Die Zahl der aus Rumänien kommenden Erntehelfer und Saisonarbeiter in der Landwirtschaft (Archivfoto) im belgischen Bundesland Flandern steigt seit einigen Jahren kontinuierlich. Deshalb organisiert der Bauernbund jetzt Sprachkurse für die hiesigen Landwirte, damit sich diese besser mit ihren rumänischen Saisonarbeitern verständigen können.

Ab Januar 2017 bietet der Bauernbund, Abteilung Westflandern, in Roeselare Sprachkurse für Landwirte an, die zumindest rudimentär Rumänisch lernen wollen. Dies soll die Kommunikation mit den rumänischen Erntehelfern erleichtern. Mittlerweile kommen rund 15 % aller Saisonarbeiter, die in Flandern bei der Ernte oder zu anderen Zeiten in der Landwirtschaft helfen, aus Rumänien - Tendenz steigend.
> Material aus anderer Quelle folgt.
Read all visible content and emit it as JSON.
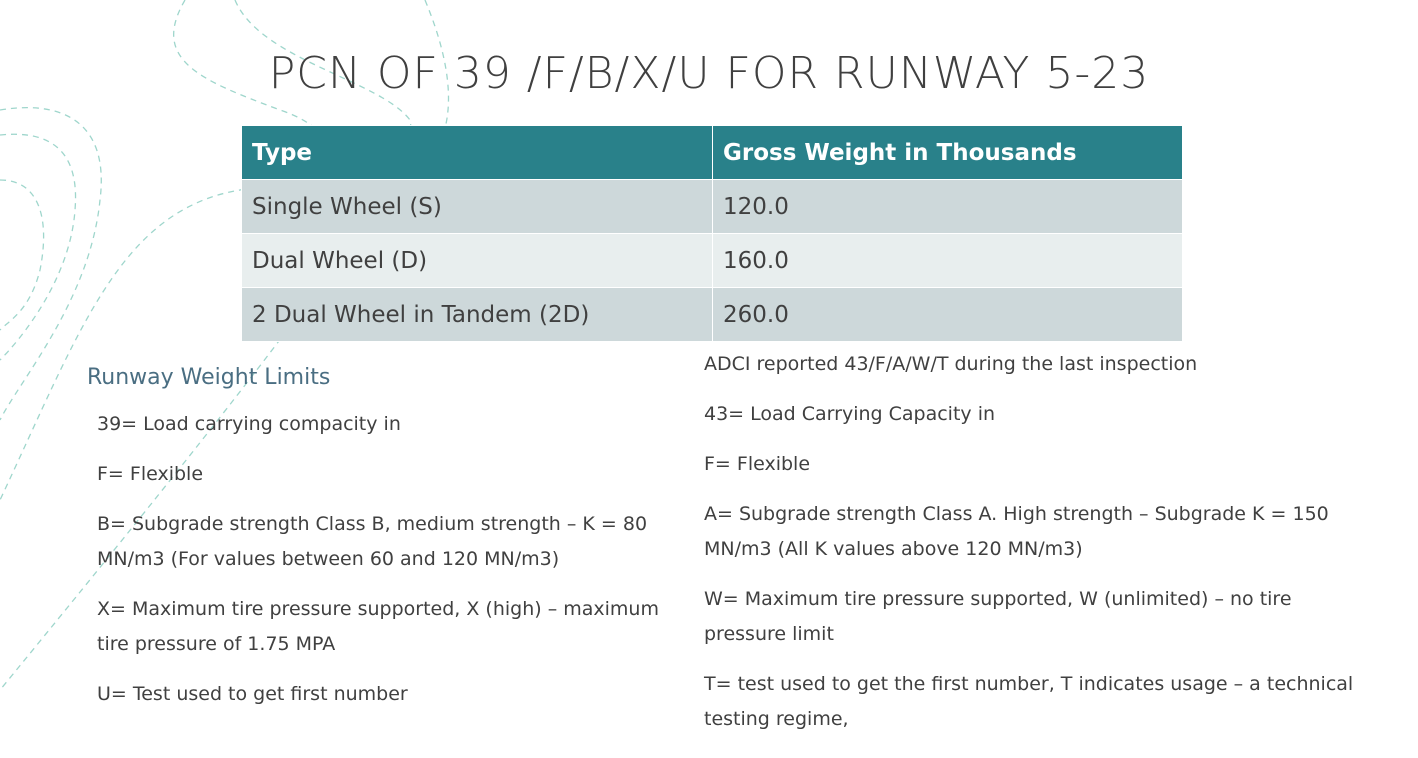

Früher kamen die meisten Erntehelfer, die in Flandern in der Saison arbeiteten, aus Polen, doch inzwischen nimmt die Zahl der Rumänen zu. Die polnischen Erntehelfer blieben zumeist in Belgien, doch Rumänien will seine Landsleute im Land halten und erleichtert deswegen die Saisonarbeit in anderen EU-Ländern.

Die Rumänisch-Kurse in Roeselare sollen für die westflämischen Landwirte nicht zu viel Grammatik enthalten, sondern vielmehr auf Sprechen und Verstehen aufgebaut werden. Es handelt sich ja in erster Linie um eine leicht verständliche Kommunikation zwischen den Bauern und den Saisonarbeitern. Finden diese Sprachkurse im westflämischen Roeselare Anklang, werden sie auch auf andere Provinzen in Flandern ausgeweitet.